Tuesday, August 12, 2008

A Death. A Memorial. A Personal Note.

You may know me as "the husband," or Brad, or you may not know me at all, but I am in fact Joanna's husband Brad and I'm hijacking Joanna's blogs for a moment (this is being cross-posted to both The Soap Bar and the Product Body Blog) to share something with you all:

The "death of someone close" she mentioned in these pages was her step-father, Harry, who has been with Joanna's mom (who raised her) since Joanna was only eight. Harry passed away on July 31st. His memorial service is today.

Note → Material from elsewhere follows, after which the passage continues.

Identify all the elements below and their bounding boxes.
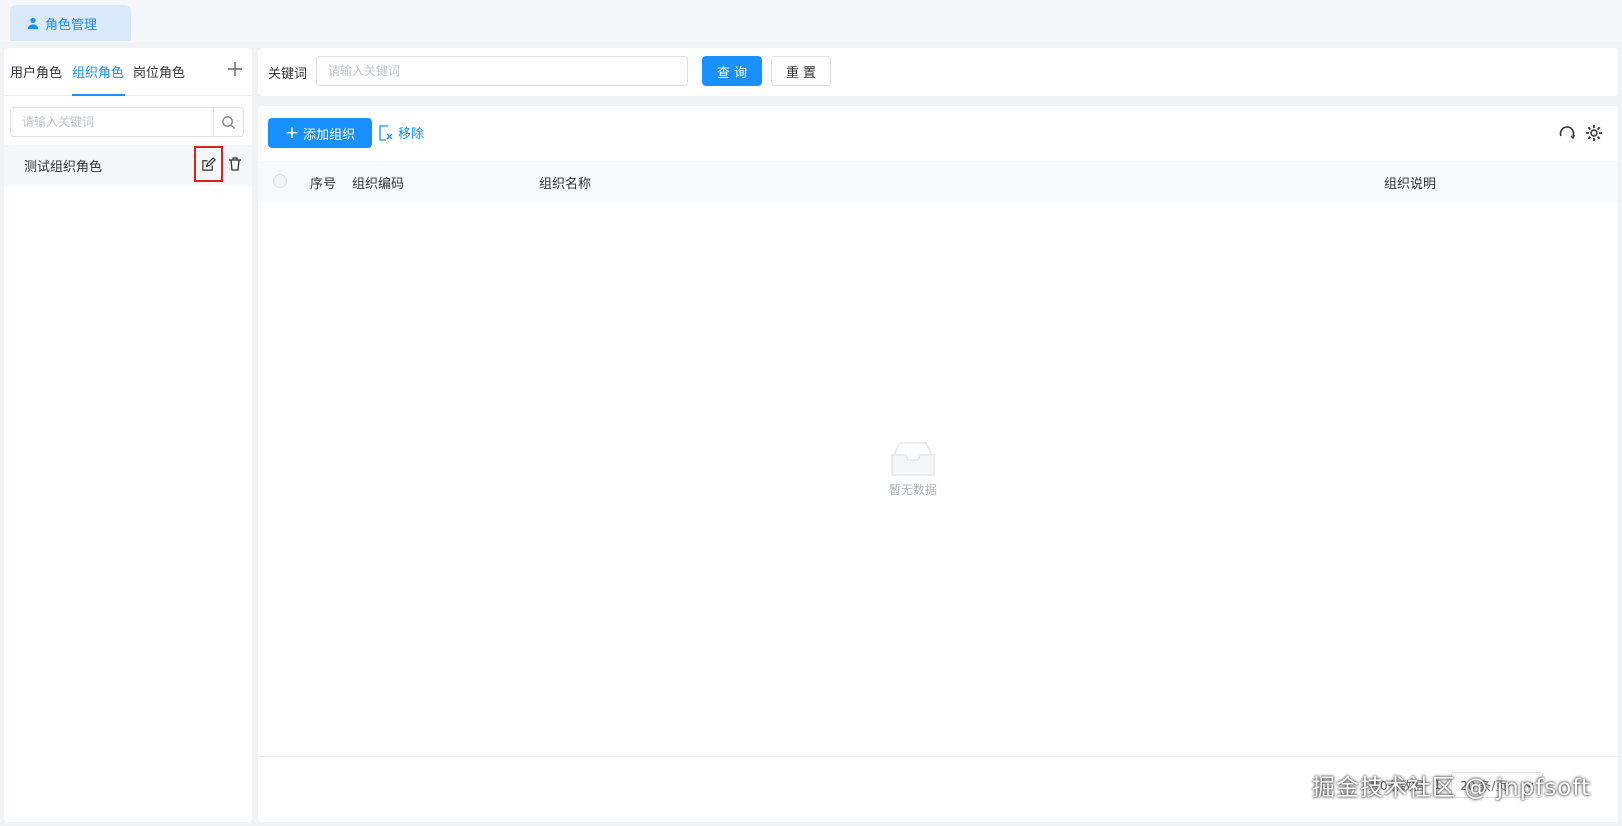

Over these days, I've watched Joanna cope with Harry's illness and death with incredible grace, and strength, and sensitivity. I've watched her put her own grief to the side in order to be there for her mom and others. I've watched her struggle and succeed at being a strong and steady mother to our children, even while she had to deal with the loss of a father. In short I've seen, as I have always seen in Joanna, the kind of person I hope my children grow into.

So consider this a different sort of obituary. One that honors the feelings of someone left behind, to give her a moment of attention, and love, and support.

Shortly after Harry died, Joanna said this to me:
"Harry was the only person in my life when I was growing up that I never felt judged by. No matter what I did, no matter what mistakes I made, he was always supportive."
THAT is no small fucking thing, people. And you, my beautiful and amazing wife, most certainly deserved it.

So Harry, if somehow you're reading this, thanks. Thanks for giving the woman I love, the woman I would do anything for, something so valuable and rare.

7 comments:

Anonymous said...

Beautifully written.

Anonymous said...

such a gracious and beautifully written. i also lost my mother and father-in-law just months apart this year . my heartfelt sympathies to all of you. sharon

Anonymous said...

my dearest Brad. You have honored both my daughter and husband. I am so grateful you are in our lives. Jo and I both have had amazing husbands. Love, Di

Anonymous said...

I'm so sorry for Joanna's loss. What a wonderful man he was, and how lucky Jo was to have had him in her life (and vice versa, I'm sure). This is the first post of yours that made me cry.

dcyrill said...

Well written Brad. Joanna you are a lucky woman to have such a supportive husband. My condolences to you and your family.

Joanna Schmidt said...

Thank you...
xo
jo

Anonymous said...

Wow Brad...that was awesome....

Harry was indeed special and his gift for being non judgmental was, as you say, no small fucking thing. As Harry's niece, I was so fortunate to have experienced that kind of love and Harry will be missed every day.

I can assure you Brad that your children are already growing into the kind of people you hope them to be. Having spent time with you and your family throughout this sad journey I can say that you are all fortunate to have each other....that you and Joanna are wonderful parents with loving, cool kids of whom you should be so proud. In the midst of all this grief and loss...the fact that you and Joanna reached out to those around you with love and kindness and humor, helping everyone through thier sadness while still dealing with your own, well that is no small fucking thing, either, So I am grateful, everyday, not just to call you guys friends, but family. I love you both.